L’expression de la grosse femme passa du malaise à la stupeur et au rayonnement du contentement. Quand l’Amyrlin sortit de la cuisine, Laras était tout sourires. Cependant son air courroucé réapparut quand son regard alla du dos de l’Amyrlin qui s’éloignait à celui de ses subordonnées. La cuisine sembla s’animer subitement. Le regard sévère de Laras se posa sur Nynaeve.

Celle-ci qui recommençait à tourner la rôtissoire s’efforça de sourire à la corpulente cuisinière.

L’air furieux de Laras s’accentua, et elle commença à se tapoter la cuisse avec sa cuillère, oubliant apparemment que pour une fois cette cuillère avait été utilisée à ses fins naturelles. Elle laissa des taches de soupe sur le blanc du tablier de Laras.

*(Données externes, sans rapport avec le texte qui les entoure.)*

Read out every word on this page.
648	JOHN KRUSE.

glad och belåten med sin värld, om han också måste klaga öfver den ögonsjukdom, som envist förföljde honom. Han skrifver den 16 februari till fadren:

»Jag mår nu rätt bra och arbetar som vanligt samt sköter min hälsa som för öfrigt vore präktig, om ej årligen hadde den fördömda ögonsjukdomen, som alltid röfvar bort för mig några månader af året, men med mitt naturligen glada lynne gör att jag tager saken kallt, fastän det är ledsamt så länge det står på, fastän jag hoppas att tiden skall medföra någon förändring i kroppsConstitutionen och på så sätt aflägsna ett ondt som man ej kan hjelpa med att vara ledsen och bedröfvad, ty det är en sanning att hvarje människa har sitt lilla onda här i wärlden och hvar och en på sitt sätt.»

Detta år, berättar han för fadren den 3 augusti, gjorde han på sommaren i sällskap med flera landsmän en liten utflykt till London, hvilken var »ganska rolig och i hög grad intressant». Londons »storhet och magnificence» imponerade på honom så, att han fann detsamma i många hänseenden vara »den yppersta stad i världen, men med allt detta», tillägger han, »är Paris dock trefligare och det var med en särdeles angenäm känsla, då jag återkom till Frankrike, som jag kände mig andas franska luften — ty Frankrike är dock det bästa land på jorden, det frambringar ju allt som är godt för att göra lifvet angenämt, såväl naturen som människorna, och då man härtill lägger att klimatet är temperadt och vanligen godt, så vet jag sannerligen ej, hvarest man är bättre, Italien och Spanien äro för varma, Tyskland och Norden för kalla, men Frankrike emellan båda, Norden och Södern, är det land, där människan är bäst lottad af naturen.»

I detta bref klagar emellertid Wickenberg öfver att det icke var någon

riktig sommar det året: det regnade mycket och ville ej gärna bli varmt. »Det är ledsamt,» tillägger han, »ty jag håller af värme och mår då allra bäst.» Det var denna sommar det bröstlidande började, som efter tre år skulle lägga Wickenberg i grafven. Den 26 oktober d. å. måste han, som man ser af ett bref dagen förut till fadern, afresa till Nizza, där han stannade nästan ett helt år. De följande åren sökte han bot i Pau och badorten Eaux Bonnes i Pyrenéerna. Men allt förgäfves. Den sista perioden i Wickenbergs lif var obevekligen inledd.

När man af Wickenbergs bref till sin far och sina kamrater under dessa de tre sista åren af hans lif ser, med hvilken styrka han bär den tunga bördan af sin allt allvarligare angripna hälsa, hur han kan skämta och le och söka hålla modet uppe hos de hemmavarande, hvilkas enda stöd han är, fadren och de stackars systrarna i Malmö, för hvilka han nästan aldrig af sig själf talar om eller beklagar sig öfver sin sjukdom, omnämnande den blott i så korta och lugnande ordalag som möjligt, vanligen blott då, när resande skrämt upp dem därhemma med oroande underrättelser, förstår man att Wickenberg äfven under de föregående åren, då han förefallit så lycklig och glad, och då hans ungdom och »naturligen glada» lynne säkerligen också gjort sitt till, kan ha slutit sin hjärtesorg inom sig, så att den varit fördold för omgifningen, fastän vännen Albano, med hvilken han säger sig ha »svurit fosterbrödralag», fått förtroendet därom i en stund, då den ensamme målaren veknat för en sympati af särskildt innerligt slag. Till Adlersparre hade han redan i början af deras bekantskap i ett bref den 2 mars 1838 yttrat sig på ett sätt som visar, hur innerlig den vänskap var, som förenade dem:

Je veux lui sourire quand bien même j’en mourrais, songea Nynaeve qui fut néanmoins contrainte de serrer les dents pour y parvenir.

Egwene et Élayne apparurent, grimaçant et s’essuyant la bouche sur leur manche. Sur un coup d’œil de Laras, elles se précipitèrent vers la rôtissoire et reprirent leur tâche.

« Du savon, murmura Élayne d’une voix étouffée, un goût affreux[3] ! »

Egwene tremblait en plongeant sa cuillère dans la lèchefrite pour la remplir de jus dont elle arrosait ensuite les viandes qui rôtissaient. « Nynaeve, si vous me dites que l’Amyrlin nous ordonne de rester ici, je crie. Je pourrais bien m’enfuir pour de bon.

— Nous partons dès que la vaisselle sera faite, leur répliqua Nynaeve, aussi vite que nous pourrons aller chercher nos affaires dans nos chambres. »

Elle aurait aimé se sentir capable de partager l’ardeur qui brilla dans leurs yeux. La Lumière veuille que nous ne tombions pas dans un piège dont nous ne pourrons pas ressortir. Que la Lumière nous l’accorde.